REED CITY — It may be early for some people to think about the 2018 mid-term election.

However, Osceola County Clerk Karen Bluhm, along with local township and city clerks, have spent the last couple of months figuring out what new voting equipment voters will see on election day in 2018.

The State of Michigan is requiring counties to purchase new equipment. In January, Bluhm told county officials the state selected Dominion Voting System, Election Systems and Software and Hart InterCivic as vendors of optical-scan voting systems local units will need to purchase. The current voting equipment arrived in 2005 and has been used since 2006.

Bluhm updated County Commissioners during their most recent meeting on April 18, telling them a decision on a vendor was made during a meeting with the local township clerks.

"It is my decision to make, but the local clerks are the ones who are going to be working hands-on with the machines," she explained. "After the conversation about the voting machines and they saw the numbers, they agreed with my decision. We are choosing Dominion."

The cost of Dominion, $1,860 for the county and a printer for townships, is less than the ES&S and Hart. However, Bluhm said the price wasn't the only factor considered.

"They use Governmental Business Services and Election Source to market themselves," she said. "The local clerks are familiar with them, and I work with them a little more than they do.

"It's really the service (Dominion provides)," she said, noting representatives are usually a half-hour away on election day in case there are any mechanical issues.

Bluhm said they will be able to rely on Dominion.

"They are from Grand Rapids, right across from the airport," she said. "I know where I can get my hands on someone personally."

Bluhm presented a 10-year cost analysis to commissioners, highlighting the costs of the voting equipment from the three vendors. The analysis included initial costs for both the county and townships and maintenance costs for Years 6 though 10. Years 2 through 5 had no costs.

The discussion at the clerk meeting, Bluhm said, did not focus on cost.

"Most of the consensus was we liked Hart," she said. "We all agreed Hart is the future equipment, but there are too many unknowns. It is approved by the state, but they have no current state contract."

Bluhm said Hart has no office set up in the state and couldn't pinpoint where it would be located.

The touch screen on Hart's voting equipment was very progressive, Bluhm added.

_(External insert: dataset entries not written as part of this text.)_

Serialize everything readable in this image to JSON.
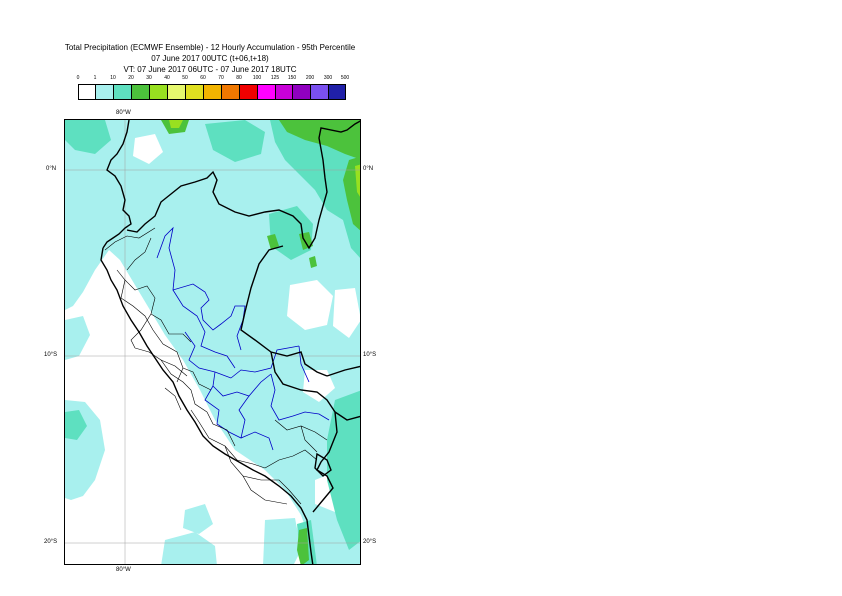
{
  "title": {
    "line1": "Total Precipitation (ECMWF Ensemble) - 12 Hourly Accumulation - 95th Percentile",
    "line2": "07 June 2017 00UTC (t+06,t+18)",
    "line3": "VT: 07 June 2017 06UTC - 07 June 2017 18UTC"
  },
  "legend": {
    "labels": [
      "0",
      "1",
      "10",
      "20",
      "30",
      "40",
      "50",
      "60",
      "70",
      "80",
      "100",
      "125",
      "150",
      "200",
      "300",
      "500"
    ],
    "colors": [
      "#ffffff",
      "#a8f0ee",
      "#5ee0c0",
      "#4cc23c",
      "#98e020",
      "#e6f86e",
      "#e0e020",
      "#f2b400",
      "#f07800",
      "#f00000",
      "#ff00ff",
      "#c800d8",
      "#9000c0",
      "#7a50f0",
      "#2020a8",
      "#101050"
    ]
  },
  "axes": {
    "lon_top": "80°W",
    "lon_bottom": "80°W",
    "lat_left": [
      "0°N",
      "10°S",
      "20°S"
    ],
    "lat_right": [
      "0°N",
      "10°S",
      "20°S"
    ]
  },
  "colors": {
    "light_cyan": "#a8f0ee",
    "medium_teal": "#5ee0c0",
    "green": "#4cc23c",
    "lime": "#98e020",
    "coast": "#000000",
    "admin": "#0000c8",
    "grid": "#a0a0a0"
  }
}
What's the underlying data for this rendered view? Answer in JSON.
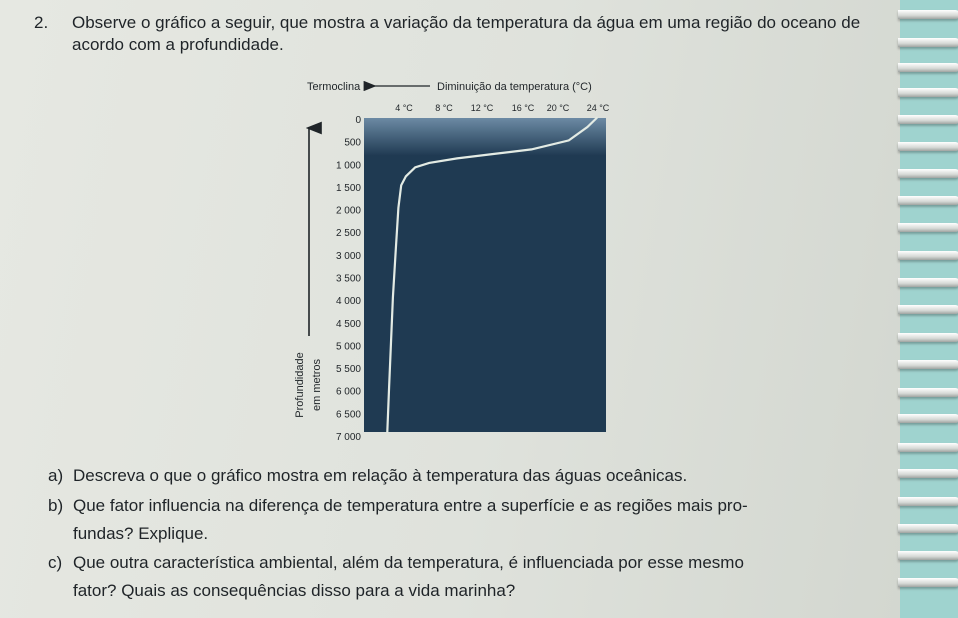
{
  "question": {
    "number": "2.",
    "text": "Observe o gráfico a seguir, que mostra a variação da temperatura da água em uma região do oceano de acordo com a profundidade."
  },
  "chart_data": {
    "type": "line",
    "annotation_left": "Termoclina",
    "annotation_right": "Diminuição da temperatura (°C)",
    "x_tick_labels": [
      "4 °C",
      "8 °C",
      "12 °C",
      "16 °C",
      "20 °C",
      "24 °C"
    ],
    "y_tick_labels": [
      "0",
      "500",
      "1 000",
      "1 500",
      "2 000",
      "2 500",
      "3 000",
      "3 500",
      "4 000",
      "4 500",
      "5 000",
      "5 500",
      "6 000",
      "6 500",
      "7 000"
    ],
    "ylabel_line1": "Profundidade",
    "ylabel_line2": "em metros",
    "xlim": [
      0,
      26
    ],
    "ylim": [
      0,
      7000
    ],
    "y_inverted": true,
    "series": [
      {
        "x": [
          25,
          24,
          22,
          18,
          14,
          10,
          7,
          5.5,
          4.5,
          4,
          3.7,
          3.4,
          3.1,
          2.9,
          2.7,
          2.6,
          2.5
        ],
        "y": [
          0,
          200,
          500,
          700,
          800,
          900,
          1000,
          1100,
          1300,
          1500,
          2000,
          3000,
          4000,
          5000,
          6000,
          6500,
          7000
        ]
      }
    ],
    "colors": {
      "deep": "#1f3a52",
      "surface": "#6c8aa4",
      "curve": "#e3ebe4"
    }
  },
  "items": [
    {
      "label": "a)",
      "lines": [
        "Descreva o que o gráfico mostra em relação à temperatura das águas oceânicas."
      ]
    },
    {
      "label": "b)",
      "lines": [
        "Que fator influencia na diferença de temperatura entre a superfície e as regiões mais pro-",
        "fundas? Explique."
      ]
    },
    {
      "label": "c)",
      "lines": [
        "Que outra característica ambiental, além da temperatura, é influenciada por esse mesmo",
        "fator? Quais as consequências disso para a vida marinha?"
      ]
    }
  ]
}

"I think that's the future," she said. "One clerk really liked Hart, but said she had to look at the age of her voters and voting population and didn't believe they would be comfortable with that equipment. I can see today's generation — that's where they want to be."

However, Bluhm said Hart's software isn't up to date.

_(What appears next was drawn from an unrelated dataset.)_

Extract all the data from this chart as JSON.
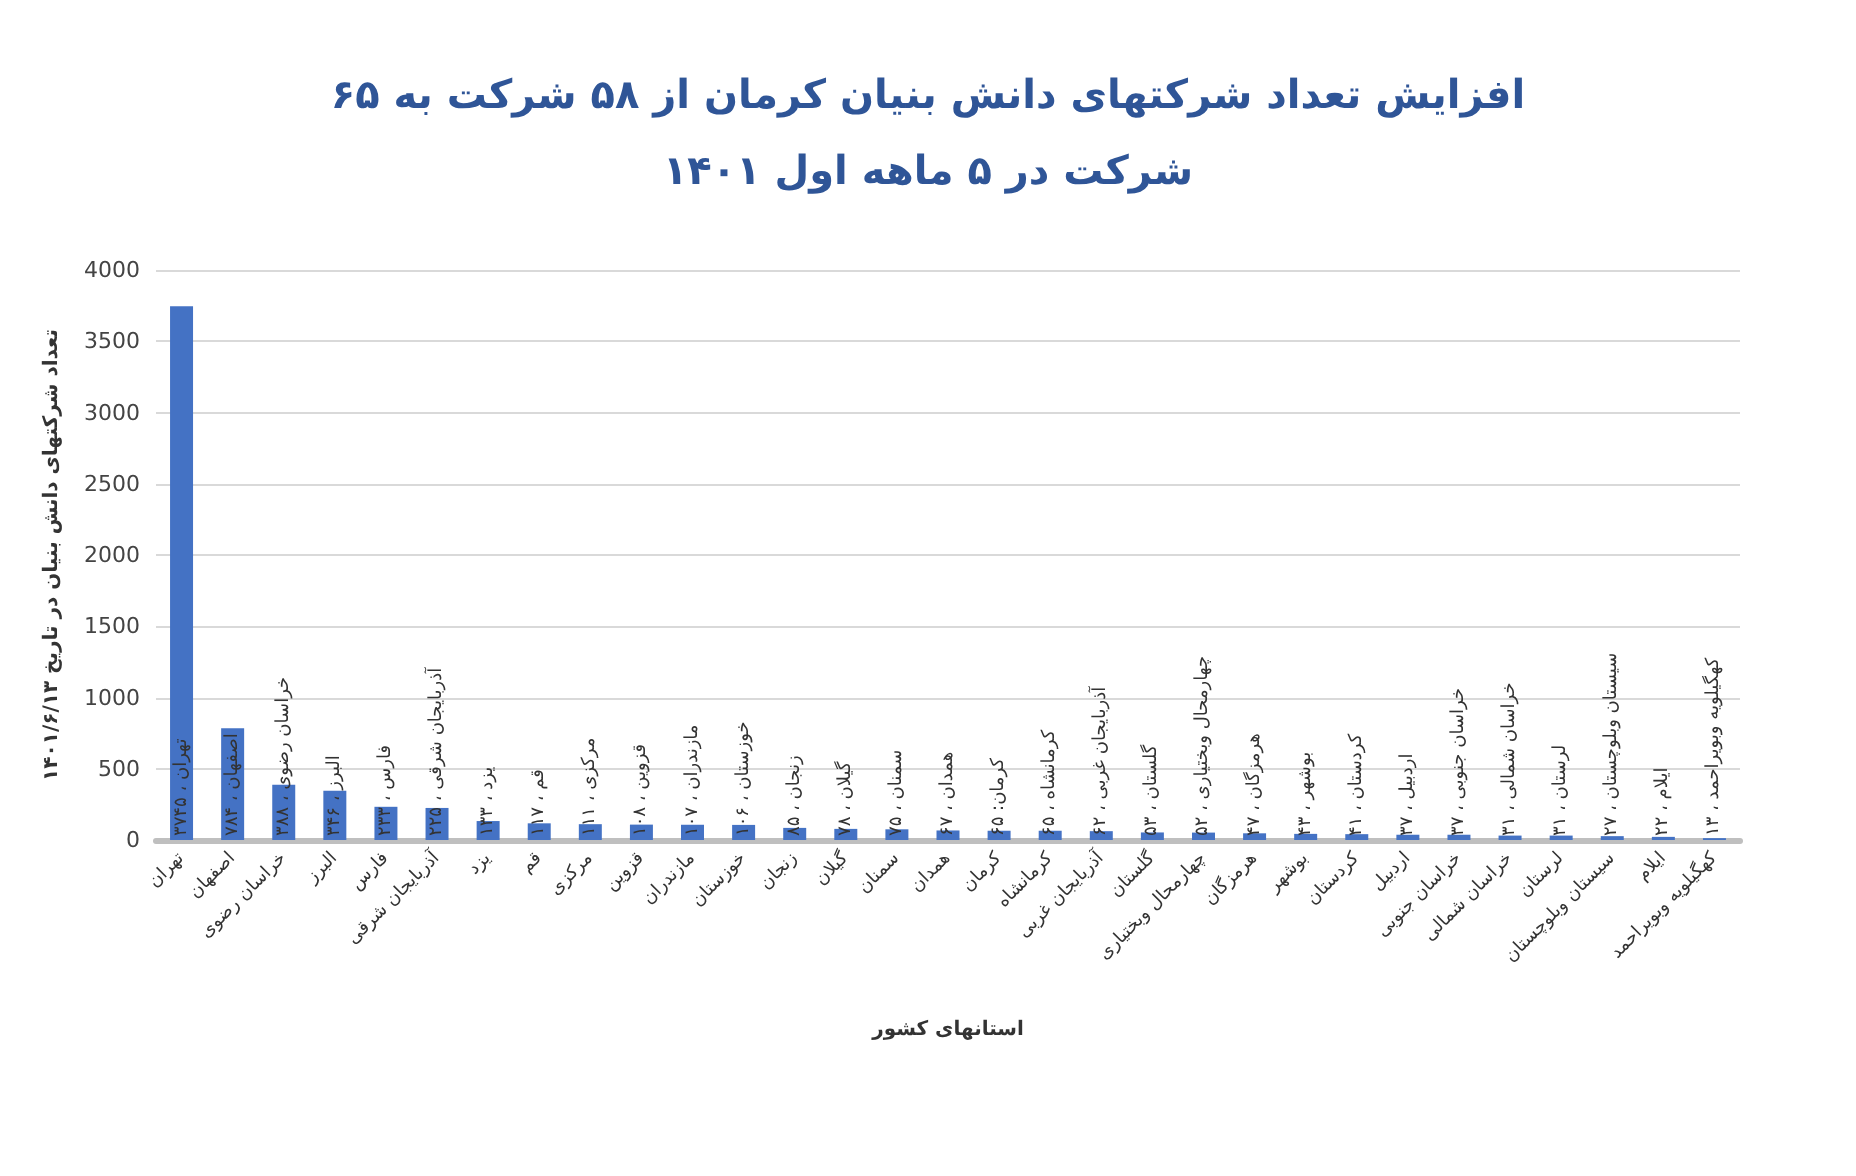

"They keep telling me they will get me this and get me that," she said. "That's like telling me to buy a car with three tires this week and then they will get me the fourth tire in another three months."

Bluhm said ES&S was more difficult to get answers from.

"They kept telling me they'll match anybody else's quote," she said, shaking her head. "No, I'm not buying a car. They couldn't tell me where they were even located."

Bluhm said the state provided numbers of which counties selected which vendor. The majority have selected Dominion, the clerk said.

"We asked among ourselves, 'What did these other clerks know about Dominion that it was the obvious chosen one? What did they see that we haven't seen?'" Bluhm said. "Then we shared the costs."

Although Bluhm said a decision was made, it was not reported to the state. She said she would be making the recommendation to County Commissioners, who will have to approve a state-required resolution.

"I believe all the clerks were comfortable that we selected what's best for our voters," she said.

Bluhm added she's in no hurry to get the Dominion voting equipment and begin the training.

"I told them let's look at the first of the year," she said.